SACRAMENTO:  Borrowing from a popular punishment for multiple street crimes, California consumer activists are trying to create a three-strikes-and-you’re-out law for corporations.

“If this is good enough for individual felons in California, it’s certainly appropriate for the Enrons of the world,” says Carmen Balber, a consumer advocate for the Foundation for Taxpayer and Consumer Rights.

The foundation and several other consumer groups, as well as organizations representing environmentalists, labor unions, seniors and trial lawyers, are backing a bill that would bar a corporation from doing business in California if it’s convicted of three felonies in a 10-year period.

The measure, by Sen. Gloria Romero, D-Los Angeles, takes its name from the state’s three strikes law, which provides sentences of 25 years to life in prison for individuals with two prior violent or serious felonies who are convicted of a third felony.

Supporters say it would be the toughest corporate crime law in the country. Critics say it’s among legislation that makes California look inhospitable to business.

“Is this bill going to determine the business climate of California?” asks Fred Main, the California Chamber of Commerce‘s senior vice president and general counsel. “No, but it’s part of a broad pattern of bills that are meant to make business and corporations in particular out to be villains, which we reject.”

Balber questions whether the state really wants to attract “felonious corporations.”

“If we get to the point where a corporation repeatedly violated California and federal law … and continues to act that way, then we say this company is costing more than it’s worth.”

The legislation covers corporations, nonprofit mutual benefit organizations, business partnerships and limited liability companies convicted of violating fraud, tax, bribery, extortion, consumer and environmental protection, civil rights, labor, employment, antitrust, political campaign or finance laws.

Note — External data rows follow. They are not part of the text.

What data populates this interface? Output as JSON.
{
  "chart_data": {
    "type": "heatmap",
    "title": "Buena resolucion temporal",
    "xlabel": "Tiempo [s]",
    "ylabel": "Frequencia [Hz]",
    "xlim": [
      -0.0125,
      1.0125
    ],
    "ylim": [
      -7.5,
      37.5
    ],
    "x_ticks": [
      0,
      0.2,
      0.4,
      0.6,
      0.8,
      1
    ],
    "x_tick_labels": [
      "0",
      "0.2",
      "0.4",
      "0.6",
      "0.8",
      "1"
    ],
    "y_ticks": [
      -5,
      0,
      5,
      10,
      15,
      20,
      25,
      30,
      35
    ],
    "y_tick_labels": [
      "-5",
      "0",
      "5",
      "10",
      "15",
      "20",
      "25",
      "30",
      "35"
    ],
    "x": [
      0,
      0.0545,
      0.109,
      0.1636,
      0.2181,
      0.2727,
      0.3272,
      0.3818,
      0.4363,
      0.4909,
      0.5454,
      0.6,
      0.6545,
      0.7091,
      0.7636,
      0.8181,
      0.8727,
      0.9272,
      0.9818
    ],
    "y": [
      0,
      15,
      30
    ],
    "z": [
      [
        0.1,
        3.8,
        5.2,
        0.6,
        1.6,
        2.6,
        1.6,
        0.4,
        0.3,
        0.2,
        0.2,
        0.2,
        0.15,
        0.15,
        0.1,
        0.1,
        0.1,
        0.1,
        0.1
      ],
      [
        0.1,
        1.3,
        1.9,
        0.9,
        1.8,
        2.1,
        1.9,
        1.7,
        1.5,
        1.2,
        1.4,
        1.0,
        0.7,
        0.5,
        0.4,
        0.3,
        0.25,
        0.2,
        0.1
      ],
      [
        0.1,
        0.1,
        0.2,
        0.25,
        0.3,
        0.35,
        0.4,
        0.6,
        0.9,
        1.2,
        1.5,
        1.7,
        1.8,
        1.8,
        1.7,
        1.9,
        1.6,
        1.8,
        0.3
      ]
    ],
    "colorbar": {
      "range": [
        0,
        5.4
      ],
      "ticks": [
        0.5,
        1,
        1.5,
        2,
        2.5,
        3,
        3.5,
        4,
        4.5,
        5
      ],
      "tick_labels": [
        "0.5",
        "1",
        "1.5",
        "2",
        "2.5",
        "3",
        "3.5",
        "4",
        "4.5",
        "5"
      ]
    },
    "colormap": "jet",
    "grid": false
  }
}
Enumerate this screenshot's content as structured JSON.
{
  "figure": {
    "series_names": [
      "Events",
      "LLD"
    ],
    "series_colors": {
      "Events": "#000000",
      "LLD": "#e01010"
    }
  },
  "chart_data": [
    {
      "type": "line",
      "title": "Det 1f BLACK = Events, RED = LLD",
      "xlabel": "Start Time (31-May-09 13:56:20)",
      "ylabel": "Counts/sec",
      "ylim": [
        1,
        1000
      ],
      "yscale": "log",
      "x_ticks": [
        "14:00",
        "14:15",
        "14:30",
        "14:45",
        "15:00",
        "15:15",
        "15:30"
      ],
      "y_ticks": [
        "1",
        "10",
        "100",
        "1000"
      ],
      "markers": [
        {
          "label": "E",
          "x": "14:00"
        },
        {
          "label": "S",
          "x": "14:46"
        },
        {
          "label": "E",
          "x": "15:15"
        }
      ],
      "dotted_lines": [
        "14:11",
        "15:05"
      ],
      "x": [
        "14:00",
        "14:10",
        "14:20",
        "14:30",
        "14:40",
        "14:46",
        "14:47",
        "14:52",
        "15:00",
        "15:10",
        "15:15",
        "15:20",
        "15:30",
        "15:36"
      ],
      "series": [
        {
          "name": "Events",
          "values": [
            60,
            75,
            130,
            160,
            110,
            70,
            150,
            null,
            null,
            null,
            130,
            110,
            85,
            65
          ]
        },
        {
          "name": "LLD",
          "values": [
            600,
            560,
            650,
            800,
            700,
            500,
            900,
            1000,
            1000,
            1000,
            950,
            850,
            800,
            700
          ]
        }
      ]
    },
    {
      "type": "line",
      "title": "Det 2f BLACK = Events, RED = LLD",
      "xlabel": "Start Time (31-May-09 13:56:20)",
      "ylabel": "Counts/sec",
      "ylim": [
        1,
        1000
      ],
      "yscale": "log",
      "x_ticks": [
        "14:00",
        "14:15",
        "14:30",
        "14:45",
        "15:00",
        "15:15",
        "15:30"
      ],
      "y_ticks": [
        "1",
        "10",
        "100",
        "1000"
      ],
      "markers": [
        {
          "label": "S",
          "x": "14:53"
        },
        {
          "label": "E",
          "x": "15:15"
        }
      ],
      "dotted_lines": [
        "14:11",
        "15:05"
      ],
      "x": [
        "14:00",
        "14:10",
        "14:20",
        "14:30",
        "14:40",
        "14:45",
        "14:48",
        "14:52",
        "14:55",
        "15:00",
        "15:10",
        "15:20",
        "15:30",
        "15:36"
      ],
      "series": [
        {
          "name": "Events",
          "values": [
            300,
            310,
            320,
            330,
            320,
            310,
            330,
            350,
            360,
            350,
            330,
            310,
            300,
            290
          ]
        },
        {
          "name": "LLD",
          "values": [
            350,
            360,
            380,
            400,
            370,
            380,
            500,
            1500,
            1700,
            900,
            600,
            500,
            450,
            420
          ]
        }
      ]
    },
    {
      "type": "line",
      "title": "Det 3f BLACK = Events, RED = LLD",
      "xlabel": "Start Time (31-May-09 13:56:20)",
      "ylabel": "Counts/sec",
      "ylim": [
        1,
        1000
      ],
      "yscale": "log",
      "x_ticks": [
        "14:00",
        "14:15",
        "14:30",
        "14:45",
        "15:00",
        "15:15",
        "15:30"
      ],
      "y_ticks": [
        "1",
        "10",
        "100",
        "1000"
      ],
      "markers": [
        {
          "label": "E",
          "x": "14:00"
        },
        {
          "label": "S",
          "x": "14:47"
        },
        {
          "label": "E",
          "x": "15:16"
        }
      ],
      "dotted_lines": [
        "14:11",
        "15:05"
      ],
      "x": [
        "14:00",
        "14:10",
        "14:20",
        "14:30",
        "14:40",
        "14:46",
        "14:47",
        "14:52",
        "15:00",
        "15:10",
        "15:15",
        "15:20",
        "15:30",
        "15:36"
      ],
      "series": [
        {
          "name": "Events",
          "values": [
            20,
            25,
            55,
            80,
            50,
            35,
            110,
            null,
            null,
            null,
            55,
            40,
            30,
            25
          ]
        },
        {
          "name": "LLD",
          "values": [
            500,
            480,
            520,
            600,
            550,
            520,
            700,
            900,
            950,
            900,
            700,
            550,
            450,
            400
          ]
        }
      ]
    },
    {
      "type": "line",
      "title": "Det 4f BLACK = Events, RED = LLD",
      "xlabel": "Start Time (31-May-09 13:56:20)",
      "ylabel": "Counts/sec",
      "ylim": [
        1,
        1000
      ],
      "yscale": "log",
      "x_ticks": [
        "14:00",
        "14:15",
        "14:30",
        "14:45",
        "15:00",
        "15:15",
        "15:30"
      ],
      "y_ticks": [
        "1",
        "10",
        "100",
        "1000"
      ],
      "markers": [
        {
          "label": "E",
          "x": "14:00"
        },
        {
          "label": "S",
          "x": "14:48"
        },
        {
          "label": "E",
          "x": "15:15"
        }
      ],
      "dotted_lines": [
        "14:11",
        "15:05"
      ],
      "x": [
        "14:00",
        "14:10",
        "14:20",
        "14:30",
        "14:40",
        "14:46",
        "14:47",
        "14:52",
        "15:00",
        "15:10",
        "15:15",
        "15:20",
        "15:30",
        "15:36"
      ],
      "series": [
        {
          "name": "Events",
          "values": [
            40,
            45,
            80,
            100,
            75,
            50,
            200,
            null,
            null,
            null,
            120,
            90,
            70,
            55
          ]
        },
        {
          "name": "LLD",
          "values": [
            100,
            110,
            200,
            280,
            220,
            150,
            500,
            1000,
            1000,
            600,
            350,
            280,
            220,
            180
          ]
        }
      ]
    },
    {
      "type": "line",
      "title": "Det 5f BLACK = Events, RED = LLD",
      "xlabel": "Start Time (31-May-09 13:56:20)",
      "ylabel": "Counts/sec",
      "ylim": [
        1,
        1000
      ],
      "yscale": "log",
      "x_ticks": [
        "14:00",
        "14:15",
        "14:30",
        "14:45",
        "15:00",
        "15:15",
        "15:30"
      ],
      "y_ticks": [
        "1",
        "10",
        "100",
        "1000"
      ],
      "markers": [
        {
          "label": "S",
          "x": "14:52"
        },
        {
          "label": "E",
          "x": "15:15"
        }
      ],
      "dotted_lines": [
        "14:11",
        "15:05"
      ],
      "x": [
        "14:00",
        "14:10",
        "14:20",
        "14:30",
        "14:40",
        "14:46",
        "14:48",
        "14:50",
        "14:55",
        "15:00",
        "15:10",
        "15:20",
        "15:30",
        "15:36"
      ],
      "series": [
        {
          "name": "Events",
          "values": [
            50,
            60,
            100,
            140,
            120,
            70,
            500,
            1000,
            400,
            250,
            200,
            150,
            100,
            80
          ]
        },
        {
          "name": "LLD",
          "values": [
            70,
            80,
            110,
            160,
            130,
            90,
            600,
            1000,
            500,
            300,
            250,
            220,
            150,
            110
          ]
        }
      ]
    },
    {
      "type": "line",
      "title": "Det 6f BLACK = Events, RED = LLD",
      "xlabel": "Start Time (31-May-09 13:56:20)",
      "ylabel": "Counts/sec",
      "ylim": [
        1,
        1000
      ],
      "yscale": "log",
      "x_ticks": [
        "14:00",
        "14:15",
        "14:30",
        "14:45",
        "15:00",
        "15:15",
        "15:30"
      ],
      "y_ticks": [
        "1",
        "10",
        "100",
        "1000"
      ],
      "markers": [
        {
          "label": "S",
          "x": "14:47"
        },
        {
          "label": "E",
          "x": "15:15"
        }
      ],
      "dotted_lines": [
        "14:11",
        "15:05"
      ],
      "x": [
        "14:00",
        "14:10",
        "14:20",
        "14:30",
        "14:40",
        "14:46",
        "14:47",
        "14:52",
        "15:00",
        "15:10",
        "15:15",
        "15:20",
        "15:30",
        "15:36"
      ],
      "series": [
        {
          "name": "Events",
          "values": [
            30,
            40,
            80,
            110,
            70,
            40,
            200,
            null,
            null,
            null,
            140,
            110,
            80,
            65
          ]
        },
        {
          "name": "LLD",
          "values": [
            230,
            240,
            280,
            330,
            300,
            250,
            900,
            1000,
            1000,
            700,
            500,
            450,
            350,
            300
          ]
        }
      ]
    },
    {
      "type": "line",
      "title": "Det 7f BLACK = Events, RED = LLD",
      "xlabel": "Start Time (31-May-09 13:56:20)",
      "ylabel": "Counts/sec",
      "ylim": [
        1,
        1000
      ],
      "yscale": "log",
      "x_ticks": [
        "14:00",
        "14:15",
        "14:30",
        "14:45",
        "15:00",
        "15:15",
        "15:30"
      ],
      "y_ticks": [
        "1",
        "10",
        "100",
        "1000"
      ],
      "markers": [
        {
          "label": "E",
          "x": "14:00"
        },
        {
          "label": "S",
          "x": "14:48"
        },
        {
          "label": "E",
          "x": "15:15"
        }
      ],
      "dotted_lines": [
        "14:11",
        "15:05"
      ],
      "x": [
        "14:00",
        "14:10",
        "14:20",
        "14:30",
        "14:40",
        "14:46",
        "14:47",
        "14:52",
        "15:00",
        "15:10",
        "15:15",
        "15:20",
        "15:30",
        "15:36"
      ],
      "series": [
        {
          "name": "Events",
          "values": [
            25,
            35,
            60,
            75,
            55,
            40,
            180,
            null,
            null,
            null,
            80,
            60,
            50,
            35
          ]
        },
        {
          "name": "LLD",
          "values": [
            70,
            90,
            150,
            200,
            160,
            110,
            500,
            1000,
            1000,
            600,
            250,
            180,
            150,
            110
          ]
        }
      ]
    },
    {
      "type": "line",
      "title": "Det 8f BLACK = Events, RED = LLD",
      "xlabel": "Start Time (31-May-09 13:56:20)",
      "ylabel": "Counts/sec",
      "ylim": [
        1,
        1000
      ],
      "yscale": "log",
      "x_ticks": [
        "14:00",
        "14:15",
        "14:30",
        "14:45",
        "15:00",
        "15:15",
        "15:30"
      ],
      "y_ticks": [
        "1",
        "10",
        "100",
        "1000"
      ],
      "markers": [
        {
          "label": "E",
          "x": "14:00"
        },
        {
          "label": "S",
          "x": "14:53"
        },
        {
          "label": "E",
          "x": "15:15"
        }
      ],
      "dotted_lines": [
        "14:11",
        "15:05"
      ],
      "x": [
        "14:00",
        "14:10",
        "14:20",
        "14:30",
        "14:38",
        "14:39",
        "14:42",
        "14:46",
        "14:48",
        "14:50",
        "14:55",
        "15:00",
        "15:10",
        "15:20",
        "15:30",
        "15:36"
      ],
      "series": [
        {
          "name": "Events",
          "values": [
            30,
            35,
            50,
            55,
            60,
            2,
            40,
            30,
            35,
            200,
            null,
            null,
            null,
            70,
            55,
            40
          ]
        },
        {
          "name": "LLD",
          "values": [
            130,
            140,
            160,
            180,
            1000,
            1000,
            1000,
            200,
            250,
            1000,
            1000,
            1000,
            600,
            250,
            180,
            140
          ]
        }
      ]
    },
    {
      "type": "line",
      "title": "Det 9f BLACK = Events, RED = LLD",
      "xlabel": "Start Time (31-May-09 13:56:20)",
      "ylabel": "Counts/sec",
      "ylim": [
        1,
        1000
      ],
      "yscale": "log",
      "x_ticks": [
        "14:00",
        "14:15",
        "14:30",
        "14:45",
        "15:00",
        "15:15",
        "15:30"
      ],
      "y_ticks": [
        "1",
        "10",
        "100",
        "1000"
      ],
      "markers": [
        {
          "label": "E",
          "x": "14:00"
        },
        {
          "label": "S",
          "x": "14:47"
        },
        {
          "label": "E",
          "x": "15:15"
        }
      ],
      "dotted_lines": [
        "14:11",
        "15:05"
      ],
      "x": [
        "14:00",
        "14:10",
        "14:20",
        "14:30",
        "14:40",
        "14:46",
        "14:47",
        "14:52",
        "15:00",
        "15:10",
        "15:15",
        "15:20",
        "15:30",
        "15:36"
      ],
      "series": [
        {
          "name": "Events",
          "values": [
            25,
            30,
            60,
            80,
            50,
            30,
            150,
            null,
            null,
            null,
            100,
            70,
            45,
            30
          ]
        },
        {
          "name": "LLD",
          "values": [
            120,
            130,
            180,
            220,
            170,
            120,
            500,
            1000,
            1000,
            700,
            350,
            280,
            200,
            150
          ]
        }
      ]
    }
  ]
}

A first or second offense would require the company to disclose the violation on the Internet and in full-page ads in the largest newspaper in the state, the Los Angeles Times, and in the largest paper in other California cities where it does business.

A third offense within the same 10-year period would bar the company from doing intrastate business in California.

“If I were to mail order a pair of shoes from J.C. Penney in Alabama, that would be OK, but any activity within California borders, that would be banned,” said Balber.

The first two convictions could take place anywhere in the country. The third would have to be in a state or federal court in California. Bill supporters say that would create a nexus to the state.

A conviction of a wholly owned subsidiary would count against the parent company.

The bill was approved last week by the Senate Judiciary Committee and is awaiting a vote in the Appropriations Committee, the last stop before reaching the full Senate.

Bill supporters say they know of only one corporation, Teledyne, that has been convicted of three felonies in a 10-year period. But several others have had two felonies in that time span.

Balber says she sees a corporate three-strikes law functioning mainly as a deterrent that would result in few third strikes. Fines sometimes aren’t enough to prevent corporate crimes but public embarrassment and banishment would, she says.

“You can’t imprison a corporation. This is the next best thing.”